Still got a long way to go
My first experience of Linux was in 2002. I was studying for a degree in computer science and it was on the lab PC's. I remember downloading Redhat (version 7.3 I think) and couldn't even get it installed on my laptop, so never bothered with it on my own machine!
Things have moved on a long way since then and the installation process is much easier. Being able to try a "live CD" is convenient too - all of that wasn't available 8 years ago. I think people like Mark Shuttleworth have done good in getting rid of stupid messages and asking people stuff they don't understand just to get it installed.

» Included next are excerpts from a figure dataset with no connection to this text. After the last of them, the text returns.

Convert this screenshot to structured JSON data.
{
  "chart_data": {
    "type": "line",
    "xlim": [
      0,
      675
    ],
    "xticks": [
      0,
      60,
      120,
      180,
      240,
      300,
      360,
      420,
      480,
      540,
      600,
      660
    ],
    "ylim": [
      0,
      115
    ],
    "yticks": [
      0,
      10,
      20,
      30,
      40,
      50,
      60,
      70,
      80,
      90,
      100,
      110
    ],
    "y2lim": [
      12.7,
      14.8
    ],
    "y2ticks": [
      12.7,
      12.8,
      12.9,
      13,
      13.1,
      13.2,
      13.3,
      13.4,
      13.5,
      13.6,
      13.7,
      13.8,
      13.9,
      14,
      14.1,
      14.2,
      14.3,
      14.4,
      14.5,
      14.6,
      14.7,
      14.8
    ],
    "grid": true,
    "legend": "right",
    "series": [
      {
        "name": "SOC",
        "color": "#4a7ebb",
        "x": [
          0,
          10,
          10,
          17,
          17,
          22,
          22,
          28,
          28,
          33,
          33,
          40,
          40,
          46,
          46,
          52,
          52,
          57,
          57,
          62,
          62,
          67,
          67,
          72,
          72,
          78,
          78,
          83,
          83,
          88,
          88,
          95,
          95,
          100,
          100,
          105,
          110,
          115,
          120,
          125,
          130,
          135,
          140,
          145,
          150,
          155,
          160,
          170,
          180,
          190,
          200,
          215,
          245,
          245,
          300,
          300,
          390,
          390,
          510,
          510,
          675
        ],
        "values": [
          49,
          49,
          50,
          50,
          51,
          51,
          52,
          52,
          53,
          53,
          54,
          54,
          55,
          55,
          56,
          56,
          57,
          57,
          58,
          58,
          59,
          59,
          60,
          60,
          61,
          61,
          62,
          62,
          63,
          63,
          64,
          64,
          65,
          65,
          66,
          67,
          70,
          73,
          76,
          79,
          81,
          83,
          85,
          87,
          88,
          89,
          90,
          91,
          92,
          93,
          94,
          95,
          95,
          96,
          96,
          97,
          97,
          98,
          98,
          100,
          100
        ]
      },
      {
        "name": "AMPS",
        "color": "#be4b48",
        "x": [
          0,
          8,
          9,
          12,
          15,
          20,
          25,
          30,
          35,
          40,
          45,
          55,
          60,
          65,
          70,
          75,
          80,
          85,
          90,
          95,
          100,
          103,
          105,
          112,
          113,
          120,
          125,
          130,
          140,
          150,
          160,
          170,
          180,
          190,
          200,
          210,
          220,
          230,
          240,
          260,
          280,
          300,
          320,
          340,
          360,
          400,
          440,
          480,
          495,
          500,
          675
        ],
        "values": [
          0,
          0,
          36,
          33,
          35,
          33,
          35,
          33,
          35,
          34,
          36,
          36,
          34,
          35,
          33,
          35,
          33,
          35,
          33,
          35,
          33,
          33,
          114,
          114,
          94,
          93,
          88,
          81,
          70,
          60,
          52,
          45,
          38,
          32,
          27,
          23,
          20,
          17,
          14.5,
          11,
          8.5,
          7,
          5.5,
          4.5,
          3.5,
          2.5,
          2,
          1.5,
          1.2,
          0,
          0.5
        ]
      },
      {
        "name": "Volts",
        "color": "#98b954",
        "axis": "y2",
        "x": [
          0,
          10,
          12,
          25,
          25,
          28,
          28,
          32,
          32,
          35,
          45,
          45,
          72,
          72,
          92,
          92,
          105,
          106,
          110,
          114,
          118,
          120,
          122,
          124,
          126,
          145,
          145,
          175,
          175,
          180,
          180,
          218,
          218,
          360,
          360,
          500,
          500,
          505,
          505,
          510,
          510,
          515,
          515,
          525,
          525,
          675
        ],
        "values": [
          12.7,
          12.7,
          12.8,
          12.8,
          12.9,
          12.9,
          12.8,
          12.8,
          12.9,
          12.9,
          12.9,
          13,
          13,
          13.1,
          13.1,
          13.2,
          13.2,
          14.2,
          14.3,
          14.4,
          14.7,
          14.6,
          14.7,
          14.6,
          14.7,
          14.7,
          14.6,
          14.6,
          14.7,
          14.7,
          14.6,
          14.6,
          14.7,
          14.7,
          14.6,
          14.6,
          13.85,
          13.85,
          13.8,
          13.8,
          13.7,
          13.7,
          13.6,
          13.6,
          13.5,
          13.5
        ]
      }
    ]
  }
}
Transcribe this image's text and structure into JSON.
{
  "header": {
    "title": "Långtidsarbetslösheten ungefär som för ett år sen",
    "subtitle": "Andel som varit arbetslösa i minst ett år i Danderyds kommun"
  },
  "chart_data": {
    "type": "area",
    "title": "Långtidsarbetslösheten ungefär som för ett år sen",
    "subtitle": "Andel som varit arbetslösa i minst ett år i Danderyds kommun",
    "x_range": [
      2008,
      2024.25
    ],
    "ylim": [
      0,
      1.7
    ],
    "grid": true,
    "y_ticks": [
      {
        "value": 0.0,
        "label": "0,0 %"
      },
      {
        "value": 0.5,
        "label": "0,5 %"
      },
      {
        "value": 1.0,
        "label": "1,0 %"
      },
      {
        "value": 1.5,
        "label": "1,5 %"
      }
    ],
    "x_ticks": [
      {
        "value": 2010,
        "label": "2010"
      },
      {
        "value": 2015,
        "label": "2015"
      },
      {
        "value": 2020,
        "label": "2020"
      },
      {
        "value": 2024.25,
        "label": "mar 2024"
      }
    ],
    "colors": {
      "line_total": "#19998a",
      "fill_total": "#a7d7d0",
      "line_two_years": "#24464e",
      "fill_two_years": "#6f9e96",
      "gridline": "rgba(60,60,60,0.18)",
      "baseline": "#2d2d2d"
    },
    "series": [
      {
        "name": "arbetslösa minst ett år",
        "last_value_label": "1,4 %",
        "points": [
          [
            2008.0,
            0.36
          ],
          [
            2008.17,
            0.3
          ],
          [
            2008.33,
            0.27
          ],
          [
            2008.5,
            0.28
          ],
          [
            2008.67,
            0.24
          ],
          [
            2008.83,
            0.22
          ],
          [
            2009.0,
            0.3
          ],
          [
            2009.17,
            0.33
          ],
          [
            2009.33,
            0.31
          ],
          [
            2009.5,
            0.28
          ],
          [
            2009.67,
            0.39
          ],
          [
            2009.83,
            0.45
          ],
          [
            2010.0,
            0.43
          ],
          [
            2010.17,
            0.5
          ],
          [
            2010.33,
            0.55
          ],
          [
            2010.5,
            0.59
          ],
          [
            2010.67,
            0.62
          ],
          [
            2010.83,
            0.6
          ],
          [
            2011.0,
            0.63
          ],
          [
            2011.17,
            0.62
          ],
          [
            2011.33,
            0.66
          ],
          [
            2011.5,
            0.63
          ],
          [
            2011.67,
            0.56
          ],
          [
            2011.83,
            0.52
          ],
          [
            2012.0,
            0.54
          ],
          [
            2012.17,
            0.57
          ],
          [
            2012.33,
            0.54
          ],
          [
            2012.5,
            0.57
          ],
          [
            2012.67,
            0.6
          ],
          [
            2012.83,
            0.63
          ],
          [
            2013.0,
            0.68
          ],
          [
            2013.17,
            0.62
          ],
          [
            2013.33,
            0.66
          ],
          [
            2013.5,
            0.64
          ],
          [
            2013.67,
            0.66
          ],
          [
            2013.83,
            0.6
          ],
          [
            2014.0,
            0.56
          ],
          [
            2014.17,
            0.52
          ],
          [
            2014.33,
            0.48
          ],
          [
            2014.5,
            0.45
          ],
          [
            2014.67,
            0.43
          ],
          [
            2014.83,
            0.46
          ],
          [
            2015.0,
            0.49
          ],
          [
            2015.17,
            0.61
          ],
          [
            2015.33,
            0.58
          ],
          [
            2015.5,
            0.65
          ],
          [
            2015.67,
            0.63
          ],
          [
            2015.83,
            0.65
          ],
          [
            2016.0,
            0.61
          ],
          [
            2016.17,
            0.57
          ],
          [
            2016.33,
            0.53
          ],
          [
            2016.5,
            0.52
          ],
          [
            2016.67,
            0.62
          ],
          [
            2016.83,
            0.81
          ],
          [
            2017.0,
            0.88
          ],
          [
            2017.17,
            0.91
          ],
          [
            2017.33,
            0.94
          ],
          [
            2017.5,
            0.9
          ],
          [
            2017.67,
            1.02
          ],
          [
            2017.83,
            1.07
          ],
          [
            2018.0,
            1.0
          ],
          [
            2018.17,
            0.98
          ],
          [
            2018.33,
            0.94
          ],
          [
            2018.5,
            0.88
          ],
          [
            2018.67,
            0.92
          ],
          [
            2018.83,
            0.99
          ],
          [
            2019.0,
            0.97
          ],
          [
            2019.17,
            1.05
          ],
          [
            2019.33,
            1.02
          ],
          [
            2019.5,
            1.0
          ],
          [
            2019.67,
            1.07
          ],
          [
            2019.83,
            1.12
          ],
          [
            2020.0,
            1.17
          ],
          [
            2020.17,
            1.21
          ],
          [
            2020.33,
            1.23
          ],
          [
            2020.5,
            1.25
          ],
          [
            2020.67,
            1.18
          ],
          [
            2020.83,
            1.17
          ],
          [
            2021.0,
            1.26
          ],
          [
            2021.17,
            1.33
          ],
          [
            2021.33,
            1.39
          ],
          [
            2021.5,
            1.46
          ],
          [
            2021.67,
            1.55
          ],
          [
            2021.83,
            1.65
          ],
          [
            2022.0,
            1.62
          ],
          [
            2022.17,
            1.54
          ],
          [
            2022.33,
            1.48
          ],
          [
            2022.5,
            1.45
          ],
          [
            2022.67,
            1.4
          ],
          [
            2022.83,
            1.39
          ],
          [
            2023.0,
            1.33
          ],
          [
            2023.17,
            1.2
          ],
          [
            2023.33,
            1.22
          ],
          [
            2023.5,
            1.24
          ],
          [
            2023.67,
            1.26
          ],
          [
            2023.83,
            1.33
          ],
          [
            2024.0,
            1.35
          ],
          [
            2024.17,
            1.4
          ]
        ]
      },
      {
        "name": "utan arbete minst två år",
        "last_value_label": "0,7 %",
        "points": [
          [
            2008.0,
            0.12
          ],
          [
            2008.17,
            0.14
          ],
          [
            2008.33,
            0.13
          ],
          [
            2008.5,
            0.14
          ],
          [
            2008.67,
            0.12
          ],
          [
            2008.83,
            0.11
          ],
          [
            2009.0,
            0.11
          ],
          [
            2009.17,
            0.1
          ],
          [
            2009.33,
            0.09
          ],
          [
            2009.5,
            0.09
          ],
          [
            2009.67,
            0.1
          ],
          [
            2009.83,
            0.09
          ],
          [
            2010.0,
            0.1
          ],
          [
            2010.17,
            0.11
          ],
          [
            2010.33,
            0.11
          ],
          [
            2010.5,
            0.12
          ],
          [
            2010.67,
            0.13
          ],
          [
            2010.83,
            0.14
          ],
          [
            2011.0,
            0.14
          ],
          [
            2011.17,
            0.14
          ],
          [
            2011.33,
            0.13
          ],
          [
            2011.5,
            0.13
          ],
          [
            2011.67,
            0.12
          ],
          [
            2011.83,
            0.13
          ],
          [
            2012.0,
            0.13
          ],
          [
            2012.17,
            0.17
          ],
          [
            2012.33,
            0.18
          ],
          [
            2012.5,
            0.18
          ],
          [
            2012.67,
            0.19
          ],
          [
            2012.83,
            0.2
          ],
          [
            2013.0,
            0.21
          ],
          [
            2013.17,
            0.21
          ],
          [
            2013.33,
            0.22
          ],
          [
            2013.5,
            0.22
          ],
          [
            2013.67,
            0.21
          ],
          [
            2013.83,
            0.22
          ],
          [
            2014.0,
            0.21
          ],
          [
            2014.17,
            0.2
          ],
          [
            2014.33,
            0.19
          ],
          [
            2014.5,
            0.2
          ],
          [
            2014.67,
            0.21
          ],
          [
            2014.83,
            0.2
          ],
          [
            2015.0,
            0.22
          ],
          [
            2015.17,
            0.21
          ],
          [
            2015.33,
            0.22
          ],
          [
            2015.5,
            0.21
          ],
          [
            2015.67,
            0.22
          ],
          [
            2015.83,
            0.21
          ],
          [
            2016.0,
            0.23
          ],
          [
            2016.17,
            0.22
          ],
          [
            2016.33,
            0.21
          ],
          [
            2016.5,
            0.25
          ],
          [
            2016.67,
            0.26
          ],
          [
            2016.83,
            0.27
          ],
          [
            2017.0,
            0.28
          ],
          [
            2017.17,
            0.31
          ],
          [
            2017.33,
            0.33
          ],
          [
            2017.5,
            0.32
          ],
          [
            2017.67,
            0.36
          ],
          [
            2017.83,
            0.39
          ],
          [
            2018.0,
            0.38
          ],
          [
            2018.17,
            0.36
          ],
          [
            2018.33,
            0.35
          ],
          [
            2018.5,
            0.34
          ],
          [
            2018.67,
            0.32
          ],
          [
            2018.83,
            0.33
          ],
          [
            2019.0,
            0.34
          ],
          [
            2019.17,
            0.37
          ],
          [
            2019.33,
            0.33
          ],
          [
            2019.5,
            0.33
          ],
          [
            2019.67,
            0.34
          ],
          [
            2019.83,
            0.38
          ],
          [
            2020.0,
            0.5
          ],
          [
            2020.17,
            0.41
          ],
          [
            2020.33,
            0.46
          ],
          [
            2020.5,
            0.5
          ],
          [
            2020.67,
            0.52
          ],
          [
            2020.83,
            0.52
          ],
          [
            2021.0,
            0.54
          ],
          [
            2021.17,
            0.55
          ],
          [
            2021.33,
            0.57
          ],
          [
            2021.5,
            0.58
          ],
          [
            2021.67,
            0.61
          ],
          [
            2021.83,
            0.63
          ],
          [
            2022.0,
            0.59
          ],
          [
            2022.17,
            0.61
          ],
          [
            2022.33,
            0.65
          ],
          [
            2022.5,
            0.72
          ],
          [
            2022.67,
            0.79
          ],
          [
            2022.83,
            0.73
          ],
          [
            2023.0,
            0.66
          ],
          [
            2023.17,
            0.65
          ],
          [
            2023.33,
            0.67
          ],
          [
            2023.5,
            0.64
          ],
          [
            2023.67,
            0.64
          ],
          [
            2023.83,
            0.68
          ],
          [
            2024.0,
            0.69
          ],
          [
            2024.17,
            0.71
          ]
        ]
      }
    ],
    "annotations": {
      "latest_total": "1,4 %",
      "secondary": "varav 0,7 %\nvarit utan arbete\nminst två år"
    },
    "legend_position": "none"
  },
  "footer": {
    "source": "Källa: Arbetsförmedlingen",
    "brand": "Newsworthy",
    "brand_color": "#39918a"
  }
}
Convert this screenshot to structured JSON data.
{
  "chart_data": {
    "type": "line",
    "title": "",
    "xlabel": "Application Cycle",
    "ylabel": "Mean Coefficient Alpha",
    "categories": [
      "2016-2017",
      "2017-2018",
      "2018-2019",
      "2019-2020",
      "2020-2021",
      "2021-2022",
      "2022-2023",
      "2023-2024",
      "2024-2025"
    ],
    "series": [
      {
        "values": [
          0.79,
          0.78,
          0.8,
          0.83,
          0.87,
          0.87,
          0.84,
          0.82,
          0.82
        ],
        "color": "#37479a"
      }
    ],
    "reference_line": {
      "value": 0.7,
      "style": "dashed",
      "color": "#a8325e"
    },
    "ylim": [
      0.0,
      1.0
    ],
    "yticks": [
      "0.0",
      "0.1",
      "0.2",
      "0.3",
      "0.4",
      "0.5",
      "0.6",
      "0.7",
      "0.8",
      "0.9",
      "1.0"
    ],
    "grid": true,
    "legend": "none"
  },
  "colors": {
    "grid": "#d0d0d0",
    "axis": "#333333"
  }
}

But there are still several key problems which existed with it in 2002 which haven't changed at all. Firstly, and to repeat some of the comments above, it's fine to use it if you're a developer or are dealing with other people using Linux. But if this isn't the case it's not practical for real life, every day use in an office/workplace environment. I know people have done loads of work to get file converters working so you can open files from a Windows machine on a Linux machine, but there's still a long way to go. Also this thing about there being equivalent apps for Linux and Windows or MacOS - is just not the case, otherwise of course more people would bother with it. The second point is that the attitude and mentality of hardcore Linux users is that their way is always right and they will often justify their arguments without thinking about the real-life, every day practicalities of using such an operating system.
Compared to using Linux 8 years ago, it's in a much better place. But there is still such a long way for it to go, in both technical terms and the attitude of its community (as will probably be noted by people modding down this comment!).